If they’re kitschy, they politicize it; if they’re pop, they humanize it to the point of horror (case in point: Gnarls Barkley’s “Crazy” has never sounded more like a song actually about the difficulties of dealing with mental illness). When they play indie—Spiritualized’s “Ladies and Gentlemen We are Floating in Space” or the Mountain Goats’ “No Children”—they expose melodrama and schlock. It’s a no-brow approach: “Total Eclipse of the Heart” is as believable as “Love Will Tear Us Apart.” As performers, they’re equally essential; while Kiki bleeds all over the stage, Herb shouts random words of emphasis and encouragement that suggest he might be in a completely different room. Sometimes, it sounds as if he’s just banging his fists on the piano; other times, the arrangements are remarkably demure. All music is emotionally manipulative, but few musicians have their range—few are as visceral and ugly and weird as Kiki & Herb in their manipulation.


Justin says that he only has certain things in common with Kiki. Before our interview formally begins, he takes a call while Kenny and I make small talk. “Therapy,” he sighs as he hangs up. “I’ve got to get something in; I’ve only got 11 days off.” Herb is described as a “homosexual Jew-tard.” Later, I notice a tattoo on the back of Kenny’s neck—aleph, the first letter of the Hebrew alphabet. Kiki & Herb are a cabaret act, but their lives are written in. The mother of one of Justin’s friends inspired Kiki. A drunk with cancer who used to be a showgirl in Baltimore. “When I met her she had radiation pencil marks on her neck, and a turban because she didn’t have any hair, and she had cancer in her jaw so a lot of her teeth were missing. She was this presence, like an oracle or something.” The image shocks me, and in the days since, has come back to haunt. “And I got to know her, and she recovered—she had this head of flaming red hair and always had red nail polish on, and she’d go out for dinner with these gentlemen she met at the track and, you know, had steak. She was scary.”

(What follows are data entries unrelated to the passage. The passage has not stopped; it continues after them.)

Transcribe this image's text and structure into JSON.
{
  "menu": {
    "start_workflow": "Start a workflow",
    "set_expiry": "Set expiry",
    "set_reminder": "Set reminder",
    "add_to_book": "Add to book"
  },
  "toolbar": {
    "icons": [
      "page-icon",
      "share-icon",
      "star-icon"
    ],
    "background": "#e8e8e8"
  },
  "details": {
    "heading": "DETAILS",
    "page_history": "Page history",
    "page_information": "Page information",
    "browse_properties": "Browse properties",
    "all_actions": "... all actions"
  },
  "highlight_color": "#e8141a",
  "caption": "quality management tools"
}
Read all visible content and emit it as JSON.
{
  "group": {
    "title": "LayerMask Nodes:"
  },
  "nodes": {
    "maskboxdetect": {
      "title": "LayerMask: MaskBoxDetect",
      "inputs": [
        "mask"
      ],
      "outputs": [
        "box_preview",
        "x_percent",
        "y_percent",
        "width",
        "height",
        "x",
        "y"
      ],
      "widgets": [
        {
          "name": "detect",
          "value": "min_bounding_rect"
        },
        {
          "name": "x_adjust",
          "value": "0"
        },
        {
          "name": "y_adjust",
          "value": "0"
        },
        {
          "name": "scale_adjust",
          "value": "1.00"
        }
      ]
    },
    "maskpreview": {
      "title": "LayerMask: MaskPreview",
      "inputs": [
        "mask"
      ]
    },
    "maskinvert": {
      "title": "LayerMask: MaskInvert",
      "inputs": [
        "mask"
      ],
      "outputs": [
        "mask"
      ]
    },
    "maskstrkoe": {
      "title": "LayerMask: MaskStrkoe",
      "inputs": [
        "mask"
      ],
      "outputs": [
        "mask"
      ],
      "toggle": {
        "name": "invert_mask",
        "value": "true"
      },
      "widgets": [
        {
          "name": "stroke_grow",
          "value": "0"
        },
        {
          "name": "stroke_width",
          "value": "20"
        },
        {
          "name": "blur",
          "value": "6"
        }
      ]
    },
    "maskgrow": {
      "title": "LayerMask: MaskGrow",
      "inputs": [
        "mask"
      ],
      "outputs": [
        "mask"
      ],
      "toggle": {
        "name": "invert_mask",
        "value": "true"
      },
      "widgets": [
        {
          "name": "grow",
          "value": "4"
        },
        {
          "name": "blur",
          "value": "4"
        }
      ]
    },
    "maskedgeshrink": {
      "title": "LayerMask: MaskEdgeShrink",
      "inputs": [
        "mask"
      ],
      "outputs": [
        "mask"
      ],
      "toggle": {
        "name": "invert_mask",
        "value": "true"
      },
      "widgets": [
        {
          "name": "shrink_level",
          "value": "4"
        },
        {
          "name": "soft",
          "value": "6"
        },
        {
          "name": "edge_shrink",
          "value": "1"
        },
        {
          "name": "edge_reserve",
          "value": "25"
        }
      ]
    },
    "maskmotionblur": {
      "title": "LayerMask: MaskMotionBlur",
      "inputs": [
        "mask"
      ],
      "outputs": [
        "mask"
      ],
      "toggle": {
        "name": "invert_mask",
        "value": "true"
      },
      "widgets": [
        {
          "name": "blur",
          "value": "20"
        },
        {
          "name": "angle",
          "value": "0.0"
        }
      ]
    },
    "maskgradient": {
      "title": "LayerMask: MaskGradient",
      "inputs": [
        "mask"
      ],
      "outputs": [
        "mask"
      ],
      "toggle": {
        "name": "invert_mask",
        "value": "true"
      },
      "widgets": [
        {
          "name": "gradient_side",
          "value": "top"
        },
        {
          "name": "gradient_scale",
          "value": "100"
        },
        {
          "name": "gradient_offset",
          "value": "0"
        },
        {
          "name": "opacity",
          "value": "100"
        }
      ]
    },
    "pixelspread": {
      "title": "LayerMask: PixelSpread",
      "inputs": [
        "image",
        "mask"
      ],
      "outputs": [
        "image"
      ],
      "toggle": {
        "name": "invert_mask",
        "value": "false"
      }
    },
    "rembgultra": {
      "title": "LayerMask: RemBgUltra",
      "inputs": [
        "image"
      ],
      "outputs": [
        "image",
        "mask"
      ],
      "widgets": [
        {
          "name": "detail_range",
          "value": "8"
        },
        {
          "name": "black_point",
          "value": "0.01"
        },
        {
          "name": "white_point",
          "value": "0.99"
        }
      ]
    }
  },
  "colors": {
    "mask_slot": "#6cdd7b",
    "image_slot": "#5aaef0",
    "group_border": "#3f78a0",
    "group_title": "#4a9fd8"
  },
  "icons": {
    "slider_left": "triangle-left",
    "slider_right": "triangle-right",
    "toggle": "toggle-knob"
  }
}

I arrived at their show a few minutes late, pretty excited about the world, pretty excited about the hamburger I had for lunch and the music I was going to make later that night. Feeling good. Twenty minutes in I found myself gripping my pen, tears streaming down my face. What? It happens. Halfway through the interview, I stall—

“I just…part of me doesn’t know what to say. I mean, when I watch you, I feel so uncomfortable, so exhausted.”

“Yes—we did it!” Justin beams. It’s not that he’s usually unhappy, dour, or overly serious, but he senses the shadow over what they do. For the first time in our talk, he’s thrilled, no strings attached.